On Thursday, the U.S. Department of Health and Human Services (HHS) terminated the contract for Wayne Pines, a PR consultant to the FDA.
According to reports, Pines advised Dr. Hahn to apologize for making misleading claims about the therapeutic benefits of convalescent blood plasma therapy for COVID-19.
The controversy has stemmed from comments Dr. Hahn made by announcing the Emergency Use Authorization (EUA) for convalescent plasma for patients with COVID-19.
He said that plasma therapy had been found to effective in at least 35 out of every 100 people who underwent treatment.

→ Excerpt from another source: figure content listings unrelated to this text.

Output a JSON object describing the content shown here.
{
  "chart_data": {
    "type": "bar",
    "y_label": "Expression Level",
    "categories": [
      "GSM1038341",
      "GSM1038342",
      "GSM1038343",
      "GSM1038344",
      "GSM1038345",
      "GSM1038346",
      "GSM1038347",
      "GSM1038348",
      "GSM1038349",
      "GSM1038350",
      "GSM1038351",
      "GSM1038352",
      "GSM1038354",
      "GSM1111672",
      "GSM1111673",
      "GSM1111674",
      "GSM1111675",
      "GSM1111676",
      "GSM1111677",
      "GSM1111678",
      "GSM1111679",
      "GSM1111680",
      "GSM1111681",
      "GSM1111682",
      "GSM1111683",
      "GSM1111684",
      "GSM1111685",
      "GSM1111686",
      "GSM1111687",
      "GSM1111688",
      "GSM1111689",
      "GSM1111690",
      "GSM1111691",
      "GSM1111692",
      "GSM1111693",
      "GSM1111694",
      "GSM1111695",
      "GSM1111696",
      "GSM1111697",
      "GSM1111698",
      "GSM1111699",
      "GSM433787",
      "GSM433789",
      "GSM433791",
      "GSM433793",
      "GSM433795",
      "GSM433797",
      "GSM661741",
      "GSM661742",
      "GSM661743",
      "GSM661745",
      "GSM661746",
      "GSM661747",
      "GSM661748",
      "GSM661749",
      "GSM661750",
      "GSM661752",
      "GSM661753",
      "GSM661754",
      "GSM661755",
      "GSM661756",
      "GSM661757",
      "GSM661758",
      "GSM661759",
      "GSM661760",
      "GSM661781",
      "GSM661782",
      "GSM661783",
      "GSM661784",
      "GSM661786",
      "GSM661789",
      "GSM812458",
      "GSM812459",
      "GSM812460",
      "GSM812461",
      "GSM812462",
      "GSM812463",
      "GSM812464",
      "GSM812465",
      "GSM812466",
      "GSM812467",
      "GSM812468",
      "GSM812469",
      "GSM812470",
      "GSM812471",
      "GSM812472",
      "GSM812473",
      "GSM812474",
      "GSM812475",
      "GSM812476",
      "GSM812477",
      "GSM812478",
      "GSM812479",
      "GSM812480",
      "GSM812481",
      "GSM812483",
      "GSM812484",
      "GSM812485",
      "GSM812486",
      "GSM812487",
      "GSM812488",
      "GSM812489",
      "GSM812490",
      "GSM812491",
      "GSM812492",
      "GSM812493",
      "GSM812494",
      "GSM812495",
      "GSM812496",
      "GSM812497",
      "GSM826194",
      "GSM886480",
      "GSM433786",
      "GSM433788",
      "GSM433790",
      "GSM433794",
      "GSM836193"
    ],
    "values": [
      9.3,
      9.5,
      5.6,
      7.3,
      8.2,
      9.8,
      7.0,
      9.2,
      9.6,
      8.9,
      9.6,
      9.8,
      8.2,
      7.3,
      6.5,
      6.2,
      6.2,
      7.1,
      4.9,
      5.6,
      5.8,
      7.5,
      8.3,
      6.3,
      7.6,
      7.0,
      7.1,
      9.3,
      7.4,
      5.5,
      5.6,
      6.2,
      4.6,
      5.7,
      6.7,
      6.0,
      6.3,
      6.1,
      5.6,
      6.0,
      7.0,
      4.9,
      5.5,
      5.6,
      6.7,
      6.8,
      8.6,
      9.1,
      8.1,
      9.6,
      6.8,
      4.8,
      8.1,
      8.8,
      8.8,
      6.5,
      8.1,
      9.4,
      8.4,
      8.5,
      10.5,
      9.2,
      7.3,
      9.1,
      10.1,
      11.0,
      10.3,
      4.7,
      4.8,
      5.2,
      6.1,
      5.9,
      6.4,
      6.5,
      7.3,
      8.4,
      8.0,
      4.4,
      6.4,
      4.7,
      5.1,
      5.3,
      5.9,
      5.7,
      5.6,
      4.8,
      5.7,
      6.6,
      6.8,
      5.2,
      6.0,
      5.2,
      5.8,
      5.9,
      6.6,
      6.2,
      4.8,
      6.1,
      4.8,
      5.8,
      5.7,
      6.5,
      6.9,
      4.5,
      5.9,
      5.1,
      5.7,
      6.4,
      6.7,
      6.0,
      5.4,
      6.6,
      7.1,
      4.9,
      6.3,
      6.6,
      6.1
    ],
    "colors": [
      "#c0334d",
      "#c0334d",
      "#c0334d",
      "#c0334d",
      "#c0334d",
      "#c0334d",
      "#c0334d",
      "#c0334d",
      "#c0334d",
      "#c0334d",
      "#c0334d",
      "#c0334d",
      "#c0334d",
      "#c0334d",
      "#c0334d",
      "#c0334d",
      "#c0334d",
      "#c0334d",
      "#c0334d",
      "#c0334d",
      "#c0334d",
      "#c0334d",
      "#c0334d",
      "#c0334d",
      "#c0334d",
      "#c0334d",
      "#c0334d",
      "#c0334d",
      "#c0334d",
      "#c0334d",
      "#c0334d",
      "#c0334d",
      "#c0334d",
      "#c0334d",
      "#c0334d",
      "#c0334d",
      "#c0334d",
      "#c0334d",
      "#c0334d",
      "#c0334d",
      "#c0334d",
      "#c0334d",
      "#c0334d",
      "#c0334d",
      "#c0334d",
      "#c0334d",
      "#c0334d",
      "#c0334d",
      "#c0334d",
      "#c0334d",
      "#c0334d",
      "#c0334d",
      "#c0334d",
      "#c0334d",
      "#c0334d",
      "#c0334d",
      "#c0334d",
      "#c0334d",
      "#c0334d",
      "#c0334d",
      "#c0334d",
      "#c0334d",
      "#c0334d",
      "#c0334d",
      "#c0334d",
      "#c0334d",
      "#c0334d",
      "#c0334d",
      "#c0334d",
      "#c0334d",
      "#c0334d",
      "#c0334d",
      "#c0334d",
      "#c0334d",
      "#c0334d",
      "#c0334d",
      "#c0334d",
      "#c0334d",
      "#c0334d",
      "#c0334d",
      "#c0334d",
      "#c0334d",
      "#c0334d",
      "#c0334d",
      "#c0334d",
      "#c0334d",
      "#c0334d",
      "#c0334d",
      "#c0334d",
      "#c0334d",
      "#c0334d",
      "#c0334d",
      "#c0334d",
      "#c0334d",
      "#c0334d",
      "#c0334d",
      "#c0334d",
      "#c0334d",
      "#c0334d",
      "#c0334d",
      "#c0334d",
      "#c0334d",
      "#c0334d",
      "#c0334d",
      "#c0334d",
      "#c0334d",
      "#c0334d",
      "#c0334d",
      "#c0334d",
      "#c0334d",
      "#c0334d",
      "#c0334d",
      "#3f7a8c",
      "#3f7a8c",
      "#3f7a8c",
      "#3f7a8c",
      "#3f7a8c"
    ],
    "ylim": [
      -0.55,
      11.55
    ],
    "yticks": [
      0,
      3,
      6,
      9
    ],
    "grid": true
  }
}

Many officials criticized the move due to a lack of scientific evidence. Dr. Hahn’s statement was later found to be erroneous because he presented a relative risk reduction as an absolute decrease in risk. The FDA commissioner later apologized through Twitter.
Scientists, who are still running clinical trials to evaluate the safety and efficacy of plasma therapy for COVID-19, are concerned that the EUA could thwart efforts to recruit participants for their trials. Globally, the virus has affected more than 24 million people and killed over 841,000 so far. In the United States, the virus has sickened over 6 million and killed more than 185,000.